GPS Cannot Establish Location
In my office of President within Holland Classis RCA, I have the privilege of presiding at many services of ordination. For readers who are unaware, the service of ordination is the worship service during which a seminary graduate transitions from student and candidate to full-fledged Minister of Word and Sacrament. If you ever have the opportunity to attend such a service, I highly recommend it; they are truly beautiful and holy.
This past Sunday was no exception. On that day, Father's Day, Alex was being ordained and his dad, an elder in the church, participated in the service with what we call The Charge to the Minister.

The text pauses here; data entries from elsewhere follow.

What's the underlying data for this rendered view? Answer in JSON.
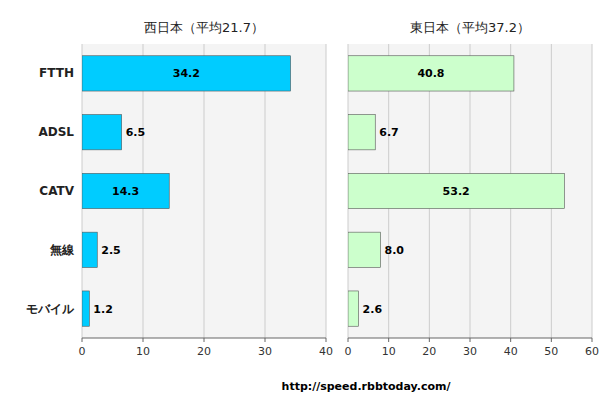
{
  "chart_data": [
    {
      "type": "bar",
      "orientation": "horizontal",
      "title": "西日本（平均21.7）",
      "categories": [
        "FTTH",
        "ADSL",
        "CATV",
        "無線",
        "モバイル"
      ],
      "values": [
        34.2,
        6.5,
        14.3,
        2.5,
        1.2
      ],
      "color": "#00CCFF",
      "xlim": [
        0,
        40
      ],
      "xticks": [
        0,
        10,
        20,
        30,
        40
      ],
      "grid": true,
      "data_labels": true
    },
    {
      "type": "bar",
      "orientation": "horizontal",
      "title": "東日本（平均37.2）",
      "categories": [
        "FTTH",
        "ADSL",
        "CATV",
        "無線",
        "モバイル"
      ],
      "values": [
        40.8,
        6.7,
        53.2,
        8.0,
        2.6
      ],
      "value_labels": [
        "40.8",
        "6.7",
        "53.2",
        "8.0",
        "2.6"
      ],
      "color": "#CCFFCC",
      "xlim": [
        0,
        60
      ],
      "xticks": [
        0,
        10,
        20,
        30,
        40,
        50,
        60
      ],
      "grid": true,
      "data_labels": true,
      "tick_labels": "x",
      "annotation": "http://speed.rbbtoday.com/"
    }
  ]
}
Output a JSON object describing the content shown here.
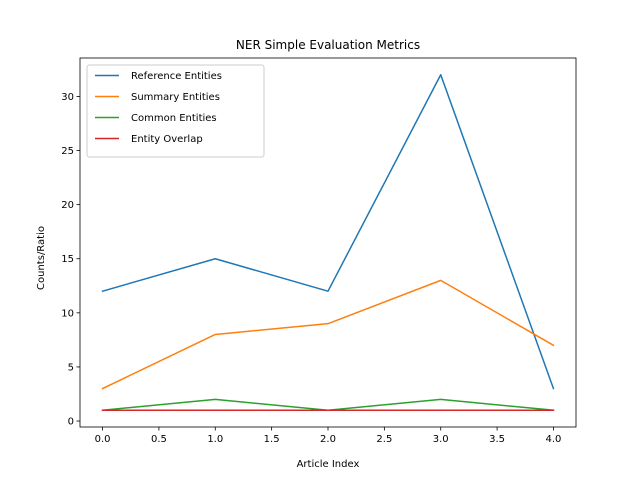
{
  "chart_data": {
    "type": "line",
    "title": "NER Simple Evaluation Metrics",
    "xlabel": "Article Index",
    "ylabel": "Counts/Ratio",
    "x": [
      0,
      1,
      2,
      3,
      4
    ],
    "xlim": [
      -0.2,
      4.2
    ],
    "ylim": [
      -0.55,
      33.55
    ],
    "xticks": [
      0.0,
      0.5,
      1.0,
      1.5,
      2.0,
      2.5,
      3.0,
      3.5,
      4.0
    ],
    "xtick_labels": [
      "0.0",
      "0.5",
      "1.0",
      "1.5",
      "2.0",
      "2.5",
      "3.0",
      "3.5",
      "4.0"
    ],
    "yticks": [
      0,
      5,
      10,
      15,
      20,
      25,
      30
    ],
    "ytick_labels": [
      "0",
      "5",
      "10",
      "15",
      "20",
      "25",
      "30"
    ],
    "grid": false,
    "legend_position": "upper-left",
    "series": [
      {
        "name": "Reference Entities",
        "color": "#1f77b4",
        "values": [
          12,
          15,
          12,
          32,
          3
        ]
      },
      {
        "name": "Summary Entities",
        "color": "#ff7f0e",
        "values": [
          3,
          8,
          9,
          13,
          7
        ]
      },
      {
        "name": "Common Entities",
        "color": "#2ca02c",
        "values": [
          1,
          2,
          1,
          2,
          1
        ]
      },
      {
        "name": "Entity Overlap",
        "color": "#d62728",
        "values": [
          1.0,
          1.0,
          1.0,
          1.0,
          1.0
        ]
      }
    ]
  }
}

I'd already completed my part, leading the actual ordination which concludes with laying on of hands, so I was sitting back and taking it all in. Witnessing a father speak the charge to his son (on Father's Day!) was a beautiful thing.
And then it happened. Immediately following the charge, Alex's dad began the prayer as indicated in the RCA Liturgy. It's a nice prayer and, with as many students as we have in a seminary town, it has become familiar. What is not familiar, however, is hearing these words in the midst of it: GPS cannot establish location.
It was that or get irritated that people don't know when to turn off their phones, and, as one congregation member said, the day was too filled with hope to be brought down by a phone. So I chuckled.
I also didn't hear the rest of the prayer.
Once the chuckle passed, I realized how profound was the timing of that interruption. In that moment, we were all witness to Alex standing in a truly holy place. I have experienced the veil being lifted in services such as these--how could a poor little, human device have any hope of establishing a location?
The Kingdom of God cannot be plotted on a map. A GPS can't find it and give you directions. But, hope is not lost.
You can find the Kingdom of God all around you and you can witness glimpses of it in every face you see, in every story you hear, and, if you're paying close enough attention, even in worship.
Our worship is not perfect. Thankfully, that doesn't matter because God, through the Christ and the Spirit, can take our offerings and make them holy.
So, the next time you're on a walk in nature, or listening to the story of another, look into the eyes of someone unseen (thank you, Jayne, for that reminder!), or attend worship, look closely. Listen closely. Pay attention. Your GPS might consider you lost, but I guarantee you'll feel more found than ever before.